Le soir, quand les femmes se Lurent retirées, les deux amis se trouvèrent de nouveau seuls, et Bertram se dit qu’il parlerait de Caroline, mais encore une fois quelque chose vint traverser son projet. Il y avait eu, dans le courant de la soirée, des signes d’aigreur chez madame Wilkinson. Elle s’était montrée fort contrariante, et n’avait pas cherché à dissimuler son humeur, bien que George et Adela fussent là en qualité d’invités. Cette petite manifestation avait vexé son fils, et il en parla à Bertram.

— Je suis bien fâché, George, que tu aies vu ma mère ainsi. J’espère que je ne suis pas irrespectueux envers elle. Je tâche de ne pas lui répondre. Mais, à moins de reprendre mes petites jaquettes rondes et de lui permettre de me faire manger comme un enfant, je ne puis pas la contenter.
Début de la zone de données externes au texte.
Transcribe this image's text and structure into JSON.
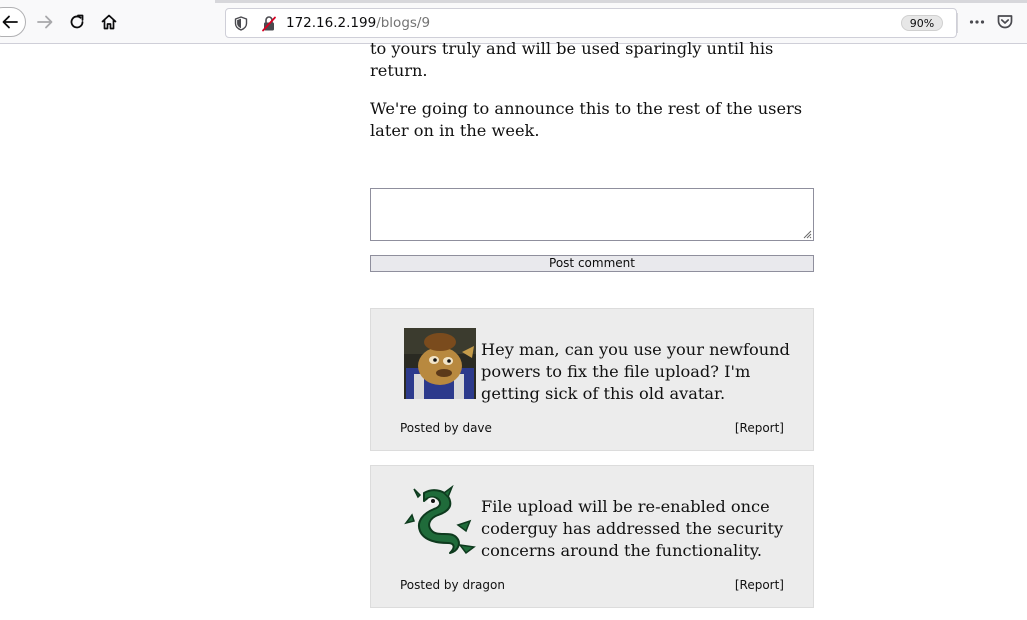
{
  "browser": {
    "url_host": "172.16.2.199",
    "url_path": "/blogs/9",
    "zoom": "90%"
  },
  "post": {
    "paragraphs": [
      "to yours truly and will be used sparingly until his return.",
      "We're going to announce this to the rest of the users later on in the week."
    ]
  },
  "comment_form": {
    "textarea_value": "",
    "submit_label": "Post comment"
  },
  "comments": [
    {
      "text": "Hey man, can you use your newfound powers to fix the file upload? I'm getting sick of this old avatar.",
      "author_line": "Posted by dave",
      "report_label": "[Report]"
    },
    {
      "text": "File upload will be re-enabled once coderguy has addressed the security concerns around the functionality.",
      "author_line": "Posted by dragon",
      "report_label": "[Report]"
    }
  ],
  "icons": {
    "back": "arrow-left-icon",
    "forward": "arrow-right-icon",
    "reload": "reload-icon",
    "home": "home-icon",
    "tracking": "shield-icon",
    "insecure": "insecure-lock-icon",
    "menu": "more-dots-icon",
    "pocket": "pocket-icon"
  },
  "colors": {
    "toolbar_bg": "#f9f9fa",
    "comment_bg": "#ececec",
    "insecure_red": "#d70022"
  }
}
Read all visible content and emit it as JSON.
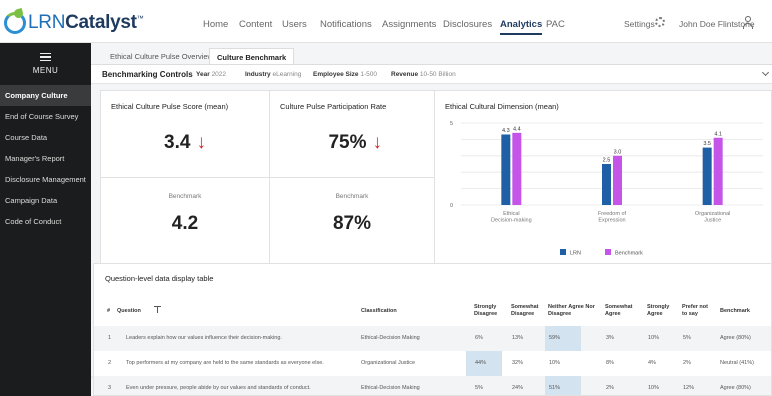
{
  "brand": {
    "prefix": "LRN",
    "suffix": "Catalyst",
    "tm": "™"
  },
  "topnav": {
    "items": [
      "Home",
      "Content",
      "Users",
      "Notifications",
      "Assignments",
      "Disclosures",
      "Analytics",
      "PAC"
    ],
    "active": "Analytics",
    "settings_label": "Settings",
    "user_name": "John Doe Flintstone"
  },
  "sidebar": {
    "menu_label": "MENU",
    "items": [
      "Company Culture",
      "End of Course Survey",
      "Course Data",
      "Manager's Report",
      "Disclosure Management",
      "Campaign Data",
      "Code of Conduct"
    ],
    "active": "Company Culture"
  },
  "tabs": [
    "Ethical Culture Pulse Overview",
    "Culture Benchmark"
  ],
  "active_tab": "Culture Benchmark",
  "controls": {
    "title": "Benchmarking Controls",
    "filters": [
      {
        "label": "Year",
        "value": "2022"
      },
      {
        "label": "Industry",
        "value": "eLearning"
      },
      {
        "label": "Employee Size",
        "value": "1-500"
      },
      {
        "label": "Revenue",
        "value": "10-50 Billion"
      }
    ]
  },
  "metrics": {
    "score": {
      "label": "Ethical Culture Pulse Score (mean)",
      "value": "3.4",
      "arrow": "↓",
      "bench_label": "Benchmark",
      "bench_value": "4.2"
    },
    "participation": {
      "label": "Culture Pulse Participation Rate",
      "value": "75%",
      "arrow": "↓",
      "bench_label": "Benchmark",
      "bench_value": "87%"
    }
  },
  "chart_data": {
    "type": "bar",
    "title": "Ethical Cultural Dimension (mean)",
    "categories": [
      [
        "Ethical",
        "Decision-making"
      ],
      [
        "Freedom of",
        "Expression"
      ],
      [
        "Organizational",
        "Justice"
      ]
    ],
    "series": [
      {
        "name": "LRN",
        "values": [
          4.3,
          2.5,
          3.5
        ],
        "color": "#1f5fa6"
      },
      {
        "name": "Benchmark",
        "values": [
          4.4,
          3.0,
          4.1
        ],
        "color": "#c455e8"
      }
    ],
    "ylim": [
      0,
      5
    ],
    "yticks": [
      0,
      5
    ],
    "grid": true,
    "legend": "bottom"
  },
  "table": {
    "title": "Question-level data display table",
    "headers": [
      "#",
      "Question",
      "Classification",
      "Strongly Disagree",
      "Somewhat Disagree",
      "Neither Agree Nor Disagree",
      "Somewhat Agree",
      "Strongly Agree",
      "Prefer not to say",
      "Benchmark"
    ],
    "rows": [
      {
        "num": "1",
        "question": "Leaders explain how our values influence their decision-making.",
        "classification": "Ethical-Decision Making",
        "values": [
          "6%",
          "13%",
          "59%",
          "3%",
          "10%",
          "5%"
        ],
        "benchmark": "Agree (80%)",
        "highlight": 2
      },
      {
        "num": "2",
        "question": "Top performers at my company are held to the same standards as everyone else.",
        "classification": "Organizational Justice",
        "values": [
          "44%",
          "32%",
          "10%",
          "8%",
          "4%",
          "2%"
        ],
        "benchmark": "Neutral (41%)",
        "highlight": 0
      },
      {
        "num": "3",
        "question": "Even under pressure, people abide by our values and standards of conduct.",
        "classification": "Ethical-Decision Making",
        "values": [
          "5%",
          "24%",
          "51%",
          "2%",
          "10%",
          "12%"
        ],
        "benchmark": "Agree (80%)",
        "highlight": 2
      }
    ]
  }
}
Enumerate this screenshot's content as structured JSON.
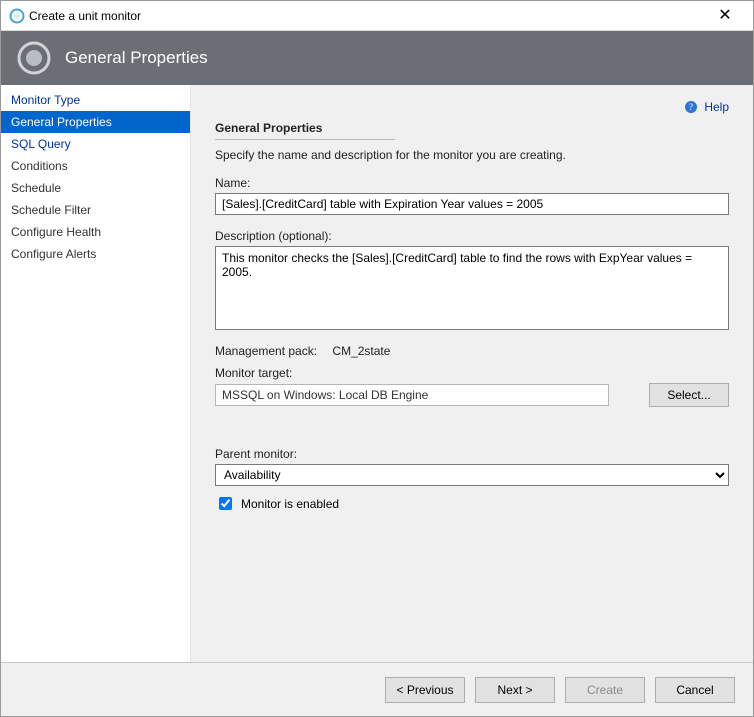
{
  "window": {
    "title": "Create a unit monitor",
    "close_glyph": "✕"
  },
  "banner": {
    "title": "General Properties"
  },
  "help": {
    "label": "Help"
  },
  "sidebar": {
    "items": [
      {
        "label": "Monitor Type",
        "selected": false
      },
      {
        "label": "General Properties",
        "selected": true
      },
      {
        "label": "SQL Query",
        "selected": false
      },
      {
        "label": "Conditions",
        "selected": false
      },
      {
        "label": "Schedule",
        "selected": false
      },
      {
        "label": "Schedule Filter",
        "selected": false
      },
      {
        "label": "Configure Health",
        "selected": false
      },
      {
        "label": "Configure Alerts",
        "selected": false
      }
    ]
  },
  "section": {
    "heading": "General Properties",
    "description": "Specify the name and description for the monitor you are creating.",
    "name_label": "Name:",
    "name_value": "[Sales].[CreditCard] table with Expiration Year values = 2005",
    "desc_label": "Description (optional):",
    "desc_value": "This monitor checks the [Sales].[CreditCard] table to find the rows with ExpYear values = 2005.",
    "mgmt_label": "Management pack:",
    "mgmt_value": "CM_2state",
    "target_label": "Monitor target:",
    "target_value": "MSSQL on Windows: Local DB Engine",
    "select_btn": "Select...",
    "parent_label": "Parent monitor:",
    "parent_value": "Availability",
    "enabled_label": "Monitor is enabled",
    "enabled_checked": true
  },
  "footer": {
    "previous": "< Previous",
    "next": "Next >",
    "create": "Create",
    "cancel": "Cancel"
  }
}
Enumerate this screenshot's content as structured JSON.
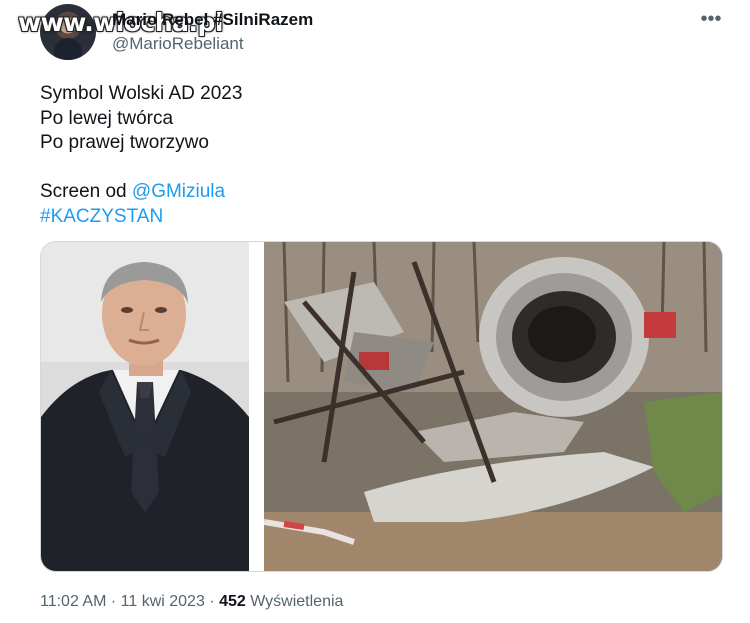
{
  "watermark": {
    "text": "www.wiocha.pl"
  },
  "author": {
    "display_name": "Mario Rebel #SilniRazem",
    "handle": "@MarioRebeliant"
  },
  "tweet": {
    "lines": [
      "Symbol Wolski AD 2023",
      "Po lewej twórca",
      "Po prawej tworzywo"
    ],
    "screen_prefix": "Screen od ",
    "mention": "@GMiziula",
    "hashtag": "#KACZYSTAN"
  },
  "meta": {
    "time": "11:02 AM",
    "separator1": " · ",
    "date": "11 kwi 2023",
    "separator2": " · ",
    "views_count": "452",
    "views_label": " Wyświetlenia"
  },
  "icons": {
    "more": "more-horizontal-icon"
  },
  "colors": {
    "link": "#1d9bf0",
    "secondary_text": "#536471",
    "primary_text": "#0f1419",
    "border": "#cfd9de"
  }
}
— Peut-être cherches-tu trop à lui plaire. Je crois que tu ferais bien de lui faire comprendre que, jusqu’à un certain point, tu veux être maître chez toi.

— Il y a beau temps que j’ai renoncé à cela. Elle a l’idée que la maison lui appartient, et je ne me soucie pas de la contrarier sur ce point. J’aurais dû peut-être le faire au commencement, mais maintenant il est trop tard. Elle s’est fâchée ce soir, parce que je ne voulais pas vous lire un sermon.

— Et pourquoi ne voulais-tu pas ?

— J’en ai prêché deux aujourd’hui. Et en disant ces mots, le jeune ministre se laissa aller à un long bâillement. Autrefois elle en lisait elle-même à haute voix, mais j’ai mis fin à cela.

— Pourquoi donc ? pourquoi ne pas la laisser faire ?

— Mes sœurs s’endormaient toujours… et les domestiques aussi. Je ne trouve pas qu’elle ait une voix qui convienne aux sermons. Mais je suis sûr qu’elle ne me l’a pas pardonné.

— Et qu’elle ne te le pardonnera jamais.

— Je crois vraiment quelquefois qu’elle aimerait à prendre ma place en chaire.

— C’est un désir qui me semble assez naturel, mon bon ami.

— La vérité, c’est que le message qu’on lui a transmis de la part de lord Stapledean et la conduite de celui-ci au sujet de la cure ont tourné la tête à ma pauvre mère. Je ne saurais blâmer lord Stapledean : il a agi dans une bonne intention. Mais je me blâme moi-même. Je n’aurais jamais dû accepter la cure à de pareilles conditions — jamais, jamais. Je le sentais quand je l’ai fait, et je n’ai jamais cessé de m’en repentir depuis.

Et, tout en parlant, Arthur se leva et se mit à marcher rapidement en long et en large dans le salon.

— Le croirais-tu ? maintenant, ma mère s’avise de vouloir me dicter la façon dont je dois lire l’absolution générale, et elle se considère comme offensée parce que je ne suis pas ses directions.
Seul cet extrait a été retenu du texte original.